A 33% oil price shock linked to the US-Iran conflict is generating inflation risks, although the US economy now appears less vulnerable to energy disruptions than it was in the 1970s, the Federal Reserve Bank of Boston said in a Thursday note.
Few tankers have crossed the Strait of Hormuz since late February, disrupting roughly one-fifth of global seaborne oil trade and pushing West Texas Intermediate crude prices from $65 per barrel in February to nearly $100/bbl in May, the report said.
Using Hamilton's oil shock methodology, the Boston Fed estimated the current shock at about 33%, roughly half the size of the disruptions caused by the 1973-1974 OPEC embargo and the 1978-1980 Iranian Revolution.
The report said higher oil prices typically increase costs across the economy, fuel inflation and weaken consumer spending, developments that have historically contributed to economic downturns and stagflationary conditions.
Personal consumption expenditures inflation increased to 3.8% in April from 2.9% in February, largely reflecting higher energy costs, while inflation has remained above the Federal Reserve's 2% target for more than five years, the report said.
The Boston Fed said structural changes have reduced the economy's sensitivity to oil shocks, citing stronger domestic production and lower energy consumption relative to overall economic output.

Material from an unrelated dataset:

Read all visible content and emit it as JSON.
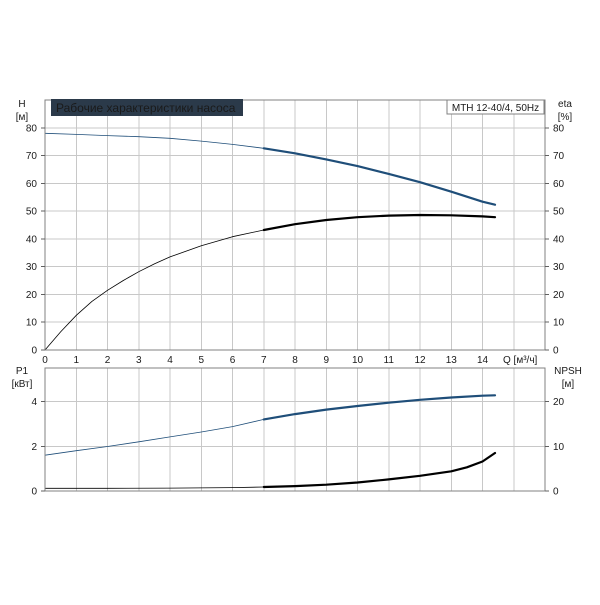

The US economy consumed nearly one barrel of oil for every $1,000 of real output during most of the 1970s, but current oil intensity has fallen to less than one-third of that level, according to the report.
Net oil imports accounted for roughly two-fifths of domestic consumption in the 1970s and about one-third by the mid-1980s, while the shale boom helped the US become a net oil exporter by 2019, the report said.
The report found that a 33% oil shock would have increased year-ahead headline PCE inflation by about 2.2 percentage points before the mid-1980s, compared with roughly 1.5 percentage points today.
The relationship between oil shocks and core PCE inflation weakened significantly through the mid-1990s, then strengthened modestly over the past decade, according to the report.
A shock of the current magnitude would have reduced year-ahead employment growth by about 1.8 percentage points during the 1970s, but that effect has largely disappeared since domestic oil production accelerated around 2010, the report said.
New Mexico, North Dakota, Alaska, Oklahoma and Texas accounted for 82% of US oil and gas extraction output in 2024, while the industry represented about 1% of gross state product nationally.
The Boston Fed estimated that, 12 months after a 33% oil shock, employment growth in Texas would run about 1.7 percentage points above that of an average-producing state, while Massachusetts would lag by roughly 0.4 percentage points.
The Boston Fed said oil shocks now pose a greater inflation challenge than an employment challenge, suggesting policymakers should place more emphasis on inflation risks when responding to future energy market disruptions.